Computational Chemistry, Contributed Talk (15min)

How important are the residual nonadiabatic couplings for an accurate simulation of nonadiabatic quantum dynamics in a quasidiabatic representation?

S. Choi1, J. Vaníček1*
1Laboratory of Theoretical Physical Chemistry, Institut des Sciences et Ingénierie Chimiques, Ecole Polytechnique Fédérale de Lausanne (EPFL), CH-1015 Lausanne, Switzerland

Diabatization of the molecular Hamiltonian is a standard approach to remove the singularities of nonadiabatic couplings at conical intersections of adiabatic potential energy surfaces. In general, it is impossible to eliminate the nonadiabatic couplings entirely—the resulting “quasidiabatic” states are still coupled by smaller but nonvanishing residual nonadiabatic couplings, which are typically neglected. Here, we propose a general method for assessing the validity of this potentially drastic approximation by comparing quantum dynamics simulated either with or without the residual couplings [1,2]. To make the numerical errors negligible to the errors due to neglecting the residual couplings, we use the highly accurate and general eighth-order composition of the implicit midpoint method [3,4]. The usefulness of the proposed method is demonstrated on nonadiabatic simulations in the cubic Jahn–Teller model of nitrogen trioxide and in the induced Renner–Teller model of hydrogen cyanide.

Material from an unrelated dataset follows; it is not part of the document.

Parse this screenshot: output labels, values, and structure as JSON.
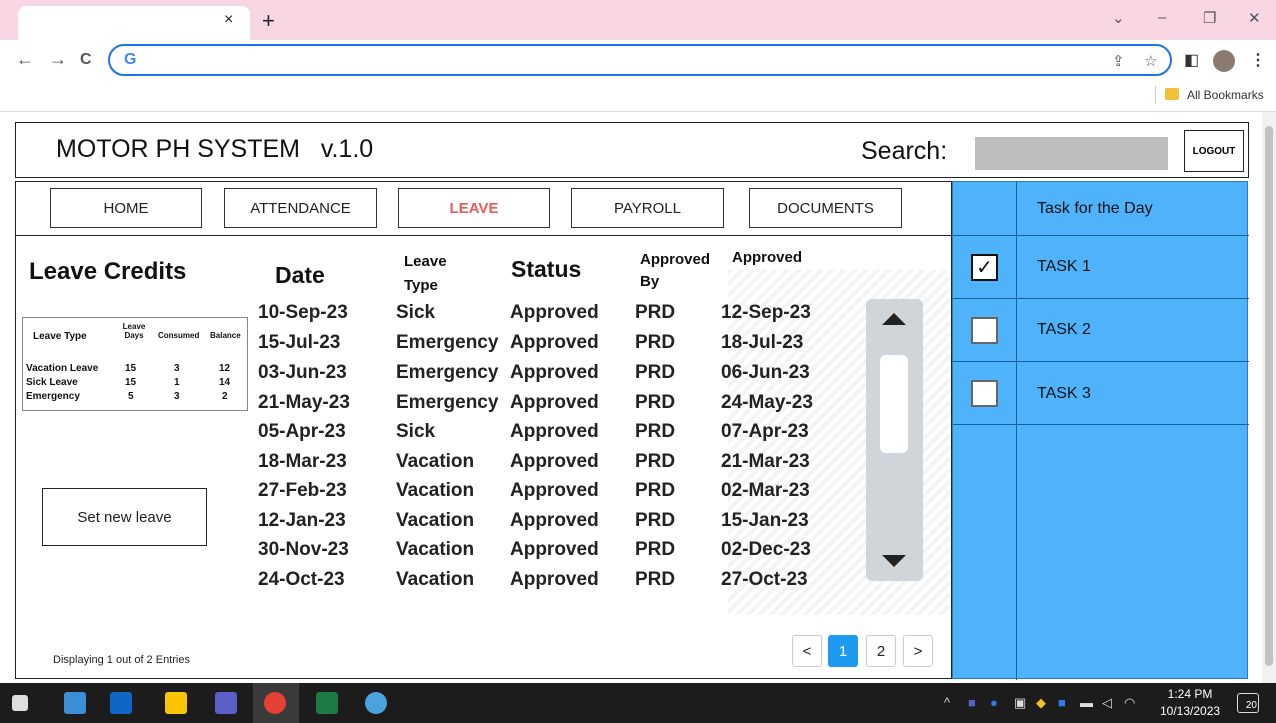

We find that, depending on the system, initial state, and employed quasidiabatization scheme, neglecting the residual couplings can result in wrong dynamics. In contrast, simulations with the exact quasidiabatic Hamiltonian, which contains the residual couplings, always yield accurate results.

[1] S. Choi and J. Vaníček, J. Chem. Phys., 2021, 154, 124119.
[2] S. Choi and J. Vaníček, J. Chem. Phys., 2020, 153, 211101.
[3] S. Choi and J. Vaníček, J. Chem. Phys., 2019, 150, 204112.
[4] J. Roulet, S. Choi, and J. Vaníček, J. Chem. Phys., 2019, 150, 204113.